EEPower

STMicroelectronics Launches Dual GaN Half-Bridge Gate Drivers

The STDRIVEG212 and STDRIVEG612 bring fast switching and smart shutdown to motion control and power conversion applications.


New Products Apr 21, 2026 by Luke James

STMicroelectronics has released two high-speed half-bridge gate drivers for GaN HEMTs, designed to improve thermal performance and enable miniaturization across a range of power and motion-control applications.

The STDRIVEG212 and STDRIVEG612 deliver tightly controlled 5 V gate-drive signals across voltage ranges of up to 220 V and 600 V, respectively. The gate drivers integrate protection and regulation features that previously required external circuitry.

 

The GaN HEMT gate drivers

The GaN HEMT gate drivers. Image used courtesy of STMicroelectronics
 

Speed and Integration at the Core

Both drivers achieve 50 ns propagation delay, with closely matched performance between high-side and low-side channels. In half-bridge topologies, asymmetric propagation can cause cross-conduction spikes and increase electromagnetic interference. Matched timing within the driver IC allows designers to tighten dead-time margins and extract more usable switching frequency from the GaN devices.

The high-side channel reaches full operating voltage in five microseconds, avoiding the multi-millisecond delays typical of bootstrap-based designs with slower charge-pump recovery in motor-drive applications.

Meanwhile, integration substantially reduces the bill of materials, and on-chip features include high-side and low-side 5 V LDOs, a high-side bootstrap diode, and a fast-startup voltage regulator that stabilizes the driver's output-stage supply.

GaN HEMTs require precise 5 V gate drive to avoid threshold voltage violations that degrade reliability. Unlike silicon MOSFETs, which tolerate gate-voltage variation over a wider window, enhancement-mode GaN devices operate within a narrow gate-voltage margin. The integrated LDOs in both drivers maintain regulation accuracy across load transients and temperature, reducing the risk of gate overvoltage that can cause permanent device degradation.

 

Evaluation board.

Evaluation board. Image used courtesy of STMicroelectronics
 

The dV/dt transient immunity rating of +/-200 V/ns provides margin against switching transients in hard-switched topologies, where rapid voltage changes across the devices can couple into high-impedance nodes and trigger false switching events. This rating exceeds the requirements of most 100 kHz to 500 kHz power-conversion and motor-drive designs.

 

Protection Built In

An embedded comparator detects overcurrent by monitoring a sense signal and turns off both gate drivers in response. This coordinated shutdown prevents shoot-through and limits peak fault current. The same protection path feeds the fault output pin, along with overtemperature and undervoltage lockout status.

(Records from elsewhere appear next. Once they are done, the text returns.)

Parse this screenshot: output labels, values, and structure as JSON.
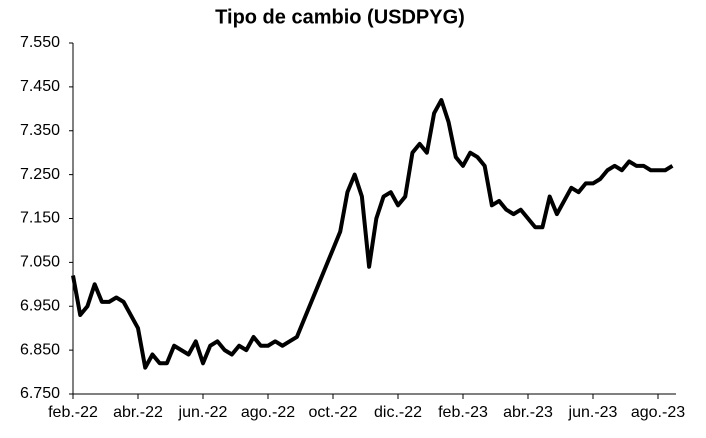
{
  "chart_data": {
    "type": "line",
    "title": "Tipo de cambio (USDPYG)",
    "categories": [
      "feb.-22",
      null,
      null,
      null,
      null,
      null,
      null,
      null,
      null,
      "abr.-22",
      null,
      null,
      null,
      null,
      null,
      null,
      null,
      null,
      "jun.-22",
      null,
      null,
      null,
      null,
      null,
      null,
      null,
      null,
      "ago.-22",
      null,
      null,
      null,
      null,
      null,
      null,
      null,
      null,
      "oct.-22",
      null,
      null,
      null,
      null,
      null,
      null,
      null,
      null,
      "dic.-22",
      null,
      null,
      null,
      null,
      null,
      null,
      null,
      null,
      "feb.-23",
      null,
      null,
      null,
      null,
      null,
      null,
      null,
      null,
      "abr.-23",
      null,
      null,
      null,
      null,
      null,
      null,
      null,
      null,
      "jun.-23",
      null,
      null,
      null,
      null,
      null,
      null,
      null,
      null,
      "ago.-23",
      null,
      null
    ],
    "series": [
      {
        "name": "USDPYG",
        "color": "#000000",
        "values": [
          7.02,
          6.93,
          6.95,
          7.0,
          6.96,
          6.96,
          6.97,
          6.96,
          6.93,
          6.9,
          6.81,
          6.84,
          6.82,
          6.82,
          6.86,
          6.85,
          6.84,
          6.87,
          6.82,
          6.86,
          6.87,
          6.85,
          6.84,
          6.86,
          6.85,
          6.88,
          6.86,
          6.86,
          6.87,
          6.86,
          6.87,
          6.88,
          6.92,
          6.96,
          7.0,
          7.04,
          7.08,
          7.12,
          7.21,
          7.25,
          7.2,
          7.04,
          7.15,
          7.2,
          7.21,
          7.18,
          7.2,
          7.3,
          7.32,
          7.3,
          7.39,
          7.42,
          7.37,
          7.29,
          7.27,
          7.3,
          7.29,
          7.27,
          7.18,
          7.19,
          7.17,
          7.16,
          7.17,
          7.15,
          7.13,
          7.13,
          7.2,
          7.16,
          7.19,
          7.22,
          7.21,
          7.23,
          7.23,
          7.24,
          7.26,
          7.27,
          7.26,
          7.28,
          7.27,
          7.27,
          7.26,
          7.26,
          7.26,
          7.27
        ]
      }
    ],
    "ylim": [
      6.75,
      7.55
    ],
    "yticks": [
      {
        "value": 6.75,
        "label": "6.750"
      },
      {
        "value": 6.85,
        "label": "6.850"
      },
      {
        "value": 6.95,
        "label": "6.950"
      },
      {
        "value": 7.05,
        "label": "7.050"
      },
      {
        "value": 7.15,
        "label": "7.150"
      },
      {
        "value": 7.25,
        "label": "7.250"
      },
      {
        "value": 7.35,
        "label": "7.350"
      },
      {
        "value": 7.45,
        "label": "7.450"
      },
      {
        "value": 7.55,
        "label": "7.550"
      }
    ],
    "grid": false
  }
}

Smart shutdown, meanwhile, automatically holds both switches off when a fault is detected, allowing the power devices to cool down before normal operation resumes. The hold-off period is managed internally, removing the need for external timers or microcontroller-based fault-recovery logic. Once conditions return to safe levels, the driver releases the shutdown state and allows normal switching to resume.

The fault pin consolidates all protection statuses into a single output, simplifying system-level monitoring. Engineers can route the fault output to a microcontroller or safety interlock without polling multiple status registers or interpreting complex fault hierarchies. Both devices protect the industrial temperature range of -40°C to 125°C and carry industrial-grade qualification, supporting deployment in factory automation, robotic motor drives, and electric vehicle auxiliary power systems.

 

Packaging, Pricing, and Availability

Both drivers ship in a 4 mm x 5 mm QFN package, keeping PCB footprint minimal in space-constrained applications like motor drives and battery chargers.

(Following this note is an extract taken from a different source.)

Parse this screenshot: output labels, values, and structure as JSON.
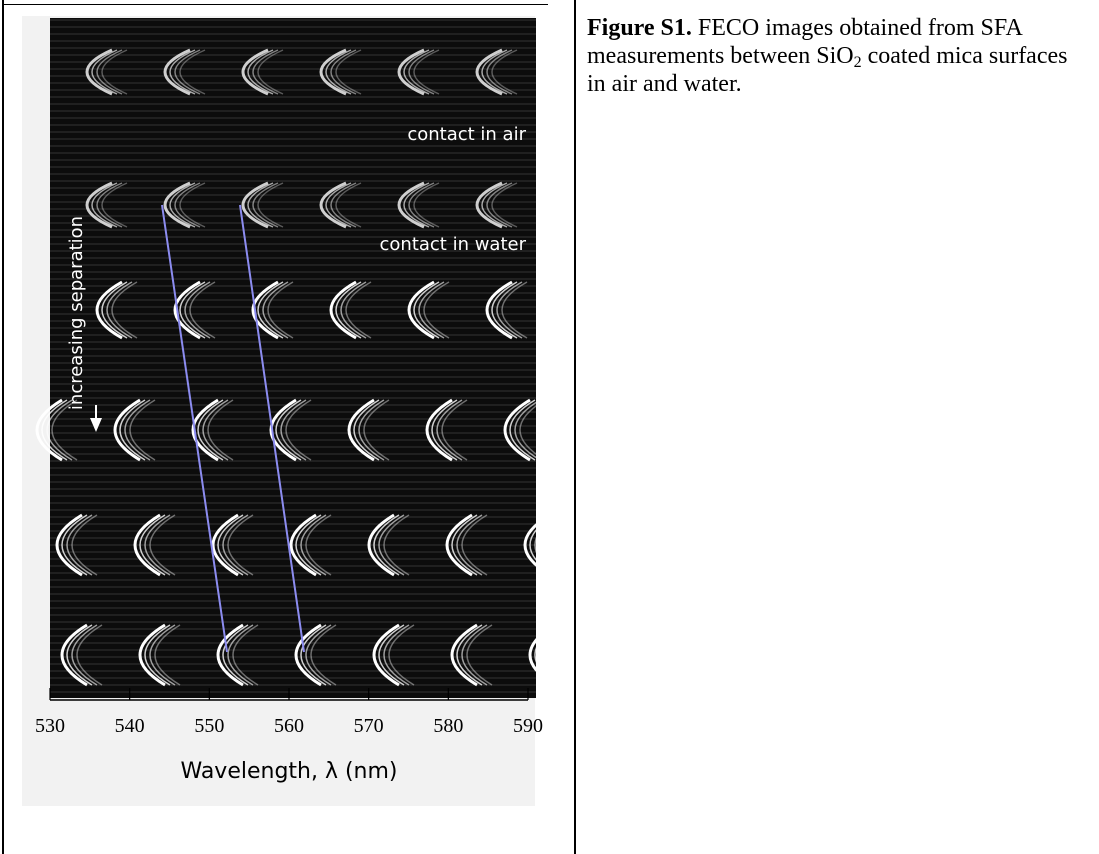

An evaluation board, EVLSTDRIVEG212, is also available for rapid prototyping. The board pairs the STDRIVEG212 driver with a GaN half-bridge power stage, allowing engineers to evaluate switching performance, thermal behavior, and protection response before committing to a custom PCB layout.

Target applications include servo motor drives, brushless DC motor controllers, LLC resonant converters, and totem-pole power factor correction stages. These topologies share a common requirement of fast, clean switching with minimal dead time and robust fault handling. The STDRIVEG212 and STDRIVEG612 address that requirement with a single IC, reducing board area and component count compared to discrete gate-drive designs built from individual bootstrap diodes, regulators, and protection circuits.